Astronomers from the Sloan Digital Sky Survey III (SDSS-III) made the largest 3-dimensional map of distant galaxies. The map involved hundreds of scientist that were part of an international team. The map shows a million galaxies and makes possible to measure dark energy, which is the unexplained force that makes the universe expand.
The large-scale structure of the Universe from the SDSS-III and its Baryon Oscillation Spectroscopic Survey (BOSS), shows a decade of collected measurements of 1.2 million galaxies. The map portrays over volume of 650 cubic billion light years and has allowed making “the best” measurements yet of dark energy, says one of the co-leaders of the project, Jeremy Tinker of New York University.
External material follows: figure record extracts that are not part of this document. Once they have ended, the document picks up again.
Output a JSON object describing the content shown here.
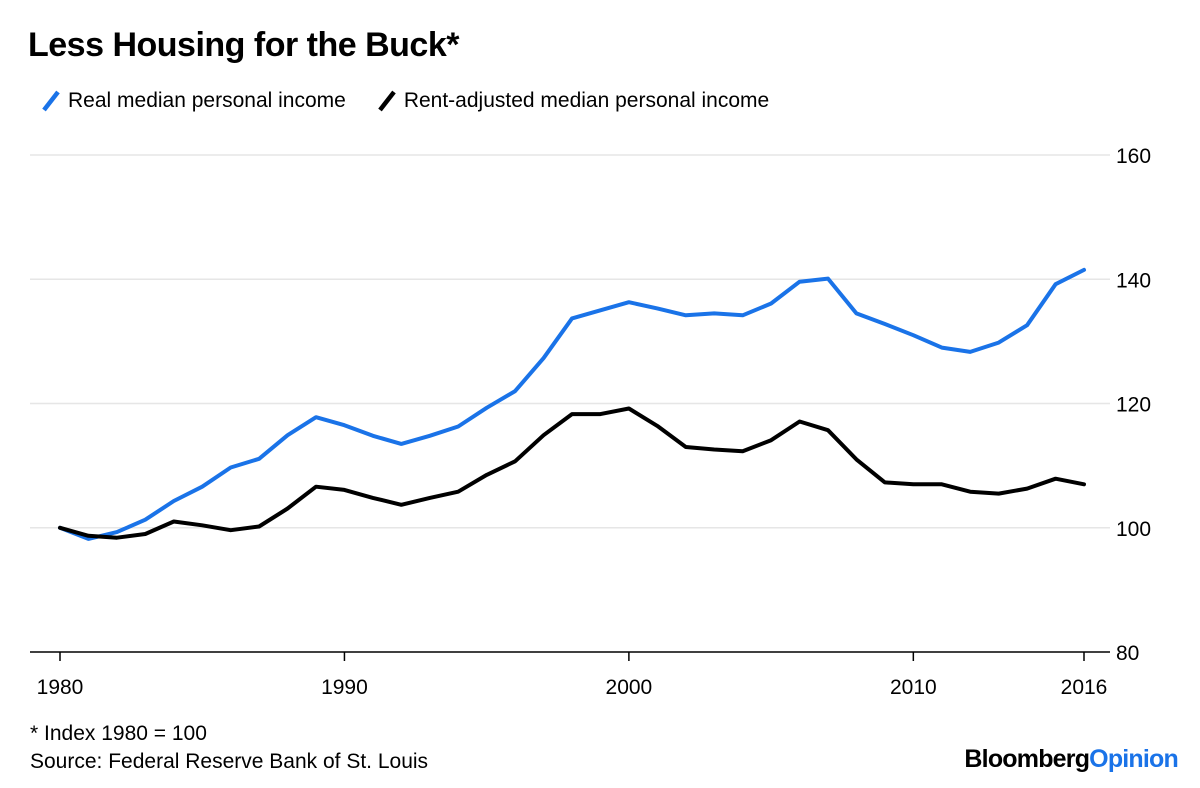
{
  "colors": {
    "blue": "#1a73e8",
    "black": "#000000",
    "grid": "#e6e6e6"
  },
  "logo": {
    "part1": "Bloomberg",
    "part2": "Opinion"
  },
  "chart_data": {
    "type": "line",
    "title": "Less Housing for the Buck*",
    "xlabel": "",
    "ylabel": "",
    "ylim": [
      80,
      160
    ],
    "xlim": [
      1980,
      2016
    ],
    "grid": true,
    "legend_position": "top-left",
    "y_ticks": [
      80,
      100,
      120,
      140,
      160
    ],
    "x_ticks": [
      1980,
      1990,
      2000,
      2010,
      2016
    ],
    "x": [
      1980,
      1981,
      1982,
      1983,
      1984,
      1985,
      1986,
      1987,
      1988,
      1989,
      1990,
      1991,
      1992,
      1993,
      1994,
      1995,
      1996,
      1997,
      1998,
      1999,
      2000,
      2001,
      2002,
      2003,
      2004,
      2005,
      2006,
      2007,
      2008,
      2009,
      2010,
      2011,
      2012,
      2013,
      2014,
      2015,
      2016
    ],
    "series": [
      {
        "name": "Real median personal income",
        "color": "#1a73e8",
        "values": [
          100,
          98.2,
          99.3,
          101.3,
          104.3,
          106.6,
          109.7,
          111.1,
          114.9,
          117.8,
          116.5,
          114.8,
          113.5,
          114.8,
          116.3,
          119.3,
          122,
          127.3,
          133.7,
          135,
          136.3,
          135.3,
          134.2,
          134.5,
          134.2,
          136.1,
          139.6,
          140.1,
          134.5,
          132.8,
          131,
          129,
          128.3,
          129.8,
          132.6,
          139.2,
          141.5
        ]
      },
      {
        "name": "Rent-adjusted median personal income",
        "color": "#000000",
        "values": [
          100,
          98.7,
          98.4,
          99,
          101,
          100.4,
          99.6,
          100.2,
          103.1,
          106.6,
          106.1,
          104.8,
          103.7,
          104.8,
          105.8,
          108.5,
          110.7,
          114.9,
          118.3,
          118.3,
          119.2,
          116.4,
          113,
          112.6,
          112.3,
          114.1,
          117.1,
          115.7,
          111,
          107.3,
          107,
          107,
          105.8,
          105.5,
          106.3,
          107.9,
          107
        ]
      }
    ],
    "annotations": {
      "footnote": "* Index 1980 = 100",
      "source": "Source: Federal Reserve Bank of St. Louis"
    }
  }
}
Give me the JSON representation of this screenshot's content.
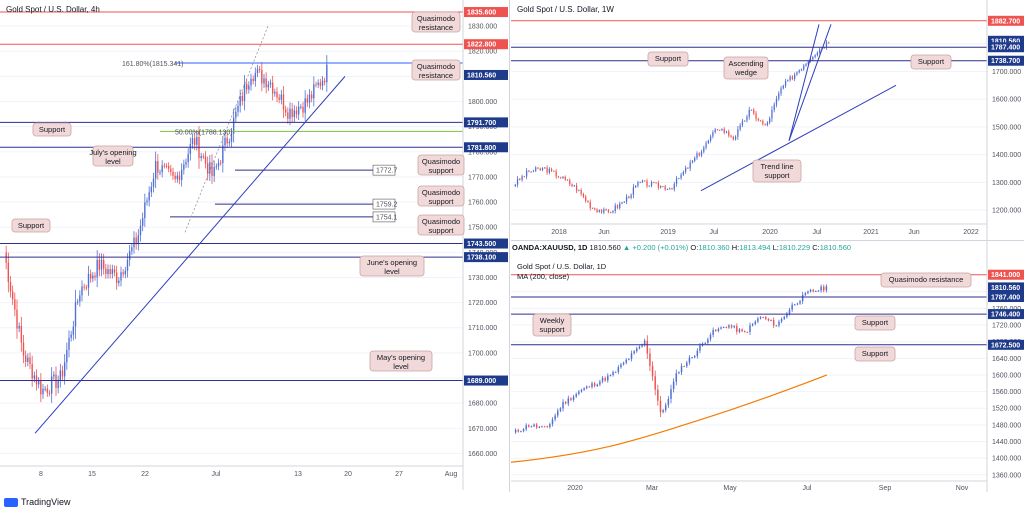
{
  "panels": {
    "left": {
      "title": "Gold Spot / U.S. Dollar, 4h",
      "y_ticks": [
        "1830.000",
        "1820.000",
        "1810.000",
        "1800.000",
        "1790.000",
        "1780.000",
        "1770.000",
        "1760.000",
        "1750.000",
        "1740.000",
        "1730.000",
        "1720.000",
        "1710.000",
        "1700.000",
        "1690.000",
        "1680.000",
        "1670.000",
        "1660.000"
      ],
      "y_values": [
        1830,
        1820,
        1810,
        1800,
        1790,
        1780,
        1770,
        1760,
        1750,
        1740,
        1730,
        1720,
        1710,
        1700,
        1690,
        1680,
        1670,
        1660
      ],
      "x_ticks": [
        "8",
        "15",
        "22",
        "Jul",
        "13",
        "20",
        "27",
        "Aug"
      ],
      "price_tags": [
        {
          "label": "1835.600",
          "value": 1835.6,
          "color": "#ef5350"
        },
        {
          "label": "1822.800",
          "value": 1822.8,
          "color": "#ef5350"
        },
        {
          "label": "1810.560",
          "value": 1810.56,
          "color": "#1e3a8a"
        },
        {
          "label": "1791.700",
          "value": 1791.7,
          "color": "#1e3a8a"
        },
        {
          "label": "1781.800",
          "value": 1781.8,
          "color": "#1e3a8a"
        },
        {
          "label": "1743.500",
          "value": 1743.5,
          "color": "#1e3a8a"
        },
        {
          "label": "1738.100",
          "value": 1738.1,
          "color": "#1e3a8a"
        },
        {
          "label": "1689.000",
          "value": 1689.0,
          "color": "#1e3a8a"
        }
      ],
      "fib_labels": [
        "161.80%(1815.341)",
        "50.00%(1788.130)"
      ],
      "small_levels": [
        "1772.7",
        "1759.2",
        "1754.1"
      ],
      "callouts": [
        "Quasimodo resistance",
        "Quasimodo resistance",
        "Support",
        "July's opening level",
        "Quasimodo support",
        "Quasimodo support",
        "Quasimodo support",
        "Support",
        "June's opening level",
        "May's opening level"
      ]
    },
    "weekly": {
      "title": "Gold Spot / U.S. Dollar, 1W",
      "y_ticks": [
        "1800.000",
        "1700.000",
        "1600.000",
        "1500.000",
        "1400.000",
        "1300.000",
        "1200.000"
      ],
      "y_values": [
        1800,
        1700,
        1600,
        1500,
        1400,
        1300,
        1200
      ],
      "x_ticks": [
        "2018",
        "Jun",
        "2019",
        "Jul",
        "2020",
        "Jul",
        "2021",
        "Jun",
        "2022"
      ],
      "price_tags": [
        {
          "label": "1882.700",
          "value": 1882.7,
          "color": "#ef5350"
        },
        {
          "label": "1810.560",
          "value": 1810.56,
          "color": "#1e3a8a"
        },
        {
          "label": "1787.400",
          "value": 1787.4,
          "color": "#1e3a8a"
        },
        {
          "label": "1738.700",
          "value": 1738.7,
          "color": "#1e3a8a"
        }
      ],
      "callouts": [
        "Support",
        "Ascending wedge",
        "Support",
        "Trend line support"
      ]
    },
    "daily": {
      "title": "OANDA:XAUUSD, 1D",
      "ohlc": {
        "last": "1810.560",
        "change": "▲ +0.200 (+0.01%)",
        "o_label": "O:",
        "o": "1810.360",
        "h_label": "H:",
        "h": "1813.494",
        "l_label": "L:",
        "l": "1810.229",
        "c_label": "C:",
        "c": "1810.560"
      },
      "title2": "Gold Spot / U.S. Dollar, 1D",
      "ma_label": "MA (200, close)",
      "y_ticks": [
        "1800.000",
        "1760.000",
        "1720.000",
        "1680.000",
        "1640.000",
        "1600.000",
        "1560.000",
        "1520.000",
        "1480.000",
        "1440.000",
        "1400.000",
        "1360.000"
      ],
      "y_values": [
        1800,
        1760,
        1720,
        1680,
        1640,
        1600,
        1560,
        1520,
        1480,
        1440,
        1400,
        1360
      ],
      "x_ticks": [
        "2020",
        "Mar",
        "May",
        "Jul",
        "Sep",
        "Nov"
      ],
      "price_tags": [
        {
          "label": "1841.000",
          "value": 1841,
          "color": "#ef5350"
        },
        {
          "label": "1810.560",
          "value": 1810.56,
          "color": "#1e3a8a"
        },
        {
          "label": "1787.400",
          "value": 1787.4,
          "color": "#1e3a8a"
        },
        {
          "label": "1746.400",
          "value": 1746.4,
          "color": "#1e3a8a"
        },
        {
          "label": "1672.500",
          "value": 1672.5,
          "color": "#1e3a8a"
        }
      ],
      "callouts": [
        "Quasimodo resistance",
        "Weekly support",
        "Support",
        "Support"
      ]
    }
  },
  "brand": "TradingView",
  "chart_data": [
    {
      "type": "candlestick",
      "title": "Gold Spot / U.S. Dollar, 4h",
      "ylim": [
        1655,
        1838
      ],
      "x_tick_labels": [
        "8",
        "15",
        "22",
        "Jul",
        "13",
        "20",
        "27",
        "Aug"
      ],
      "levels": [
        1835.6,
        1822.8,
        1815.341,
        1810.56,
        1791.7,
        1788.13,
        1781.8,
        1772.7,
        1759.2,
        1754.1,
        1743.5,
        1738.1,
        1689.0
      ],
      "last_price": 1810.56
    },
    {
      "type": "candlestick",
      "title": "Gold Spot / U.S. Dollar, 1W",
      "ylim": [
        1150,
        1900
      ],
      "x_tick_labels": [
        "2018",
        "Jun",
        "2019",
        "Jul",
        "2020",
        "Jul",
        "2021",
        "Jun",
        "2022"
      ],
      "levels": [
        1882.7,
        1810.56,
        1787.4,
        1738.7
      ],
      "last_price": 1810.56
    },
    {
      "type": "candlestick",
      "title": "Gold Spot / U.S. Dollar, 1D",
      "ylim": [
        1345,
        1850
      ],
      "x_tick_labels": [
        "2020",
        "Mar",
        "May",
        "Jul",
        "Sep",
        "Nov"
      ],
      "levels": [
        1841.0,
        1810.56,
        1787.4,
        1746.4,
        1672.5
      ],
      "last_price": 1810.56,
      "series": [
        {
          "name": "MA (200, close)"
        }
      ]
    }
  ],
  "colors": {
    "up": "#4f6fd6",
    "down": "#ef5350",
    "support": "#2f2f8f",
    "resistance": "#ef5350",
    "ma": "#f57c00",
    "callout_bg": "#f2d9d9",
    "callout_border": "#c9a3a3",
    "fib": "#76c442"
  }
}
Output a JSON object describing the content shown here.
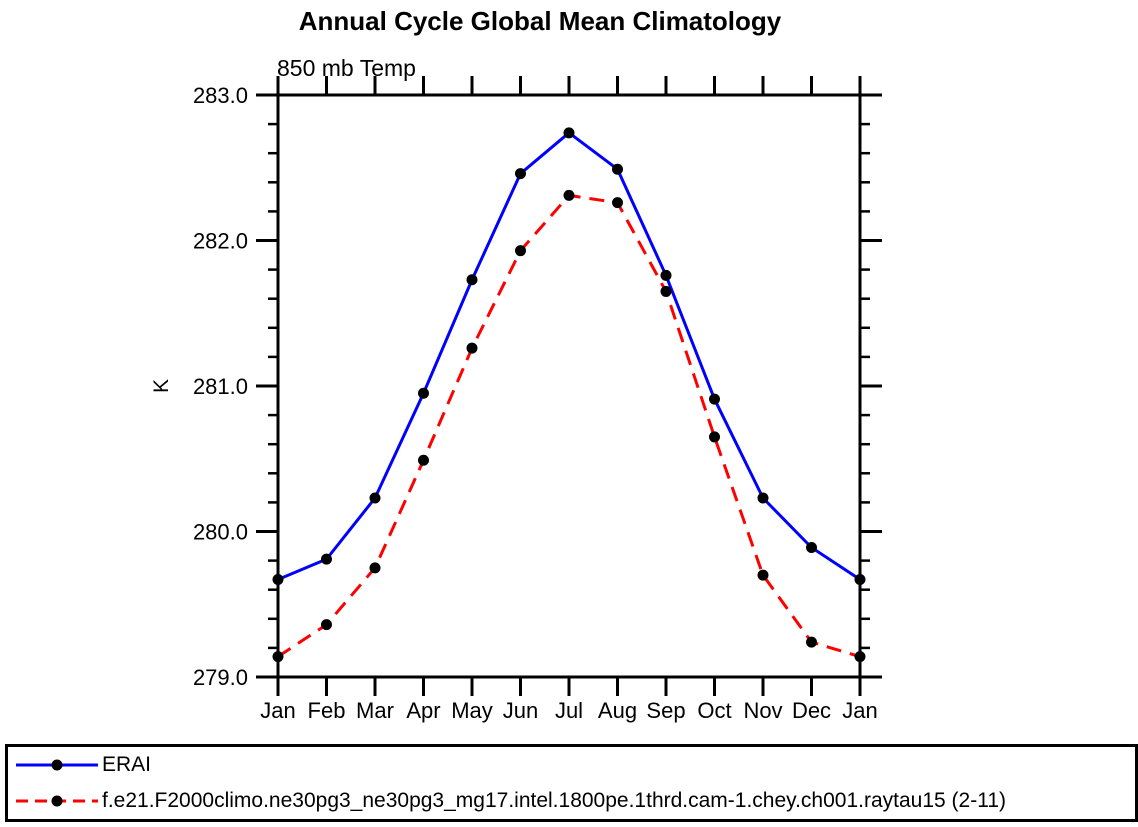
{
  "chart_data": {
    "type": "line",
    "title": "Annual Cycle Global Mean Climatology",
    "subtitle": "850 mb Temp",
    "ylabel": "K",
    "ylim": [
      279.0,
      283.0
    ],
    "ytick_labels": [
      "279.0",
      "280.0",
      "281.0",
      "282.0",
      "283.0"
    ],
    "yticks_major": [
      279.0,
      280.0,
      281.0,
      282.0,
      283.0
    ],
    "yminor_step": 0.2,
    "grid": false,
    "legend_position": "bottom-left-box",
    "categories": [
      "Jan",
      "Feb",
      "Mar",
      "Apr",
      "May",
      "Jun",
      "Jul",
      "Aug",
      "Sep",
      "Oct",
      "Nov",
      "Dec",
      "Jan"
    ],
    "axis_color": "#000000",
    "marker_color": "#000000",
    "series": [
      {
        "name": "ERAI",
        "color": "#0000ff",
        "line_style": "solid",
        "marker": "filled-circle",
        "values": [
          279.67,
          279.81,
          280.23,
          280.95,
          281.73,
          282.46,
          282.74,
          282.49,
          281.76,
          280.91,
          280.23,
          279.89,
          279.67
        ]
      },
      {
        "name": "f.e21.F2000climo.ne30pg3_ne30pg3_mg17.intel.1800pe.1thrd.cam-1.chey.ch001.raytau15 (2-11)",
        "color": "#ff0000",
        "line_style": "dashed",
        "marker": "filled-circle",
        "values": [
          279.14,
          279.36,
          279.75,
          280.49,
          281.26,
          281.93,
          282.31,
          282.26,
          281.65,
          280.65,
          279.7,
          279.24,
          279.14
        ]
      }
    ]
  }
}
The released of the map is available on SDSS-III website.
This map makes possible to measure the expansion rate of the Universe and to calculate the amount of dark matter and dark energy that forms the present-day Universe.
To measure the expansion rate of the Universe, BOSS determines the size of the baryon acoustic oscillations (BAO) in a 3D distribution of galaxies.Bao detects pressure waves that traveled through the Universe when it was 400 thousand years old. Those pressure waves became frozen at that point in the matter distribution of the Universe. The result of these frozen waves is what scientist call the acoustic scale, which is the characteristic separation of galaxies.
It is important to mention that currently, the Universe is 13.8 billion years old, to understand how early pressure waves are. Pressure waves are viewed, according to New Scientist, as if they were sound waves that produce an “acoustic” imprint: the acoustic scale.
According to the map release, Ariel Sanchez of the Max-Planck Institute of Extraterrestrial Physics was the leader of the works that estimated the exact amount of dark matter and dark energy based on the BOSS data. He explained that knowing how the exact proportion of the acoustic scale across cosmic history allows measuring the Universe’s accelerating expansion rate.
Dark matter attracts galaxies and expands the universe
Astrophysicist David Schlegel, who works at Lawrence Berkeley National Laboratory (Berkeley Lab), says that the map can see galaxies being gravitationally pulled towards other galaxies by dark matter. Schlegel, who is also a principal investigator for BOSS, says that their map makes possible to study 95 percent of the Universe that is dark. He added that on much larger scales, they could see the effect of dark energy “ripping the Universe apart.”
The map also reveals the characteristic signature of the coherent movement of galaxies toward regions of the Universe with more matter. Dark matter attracts these areas due to its force of gravity. The release says that the Monthly Notices of the Royal Astronomical Society ahs received this week a collection of papers describing these results.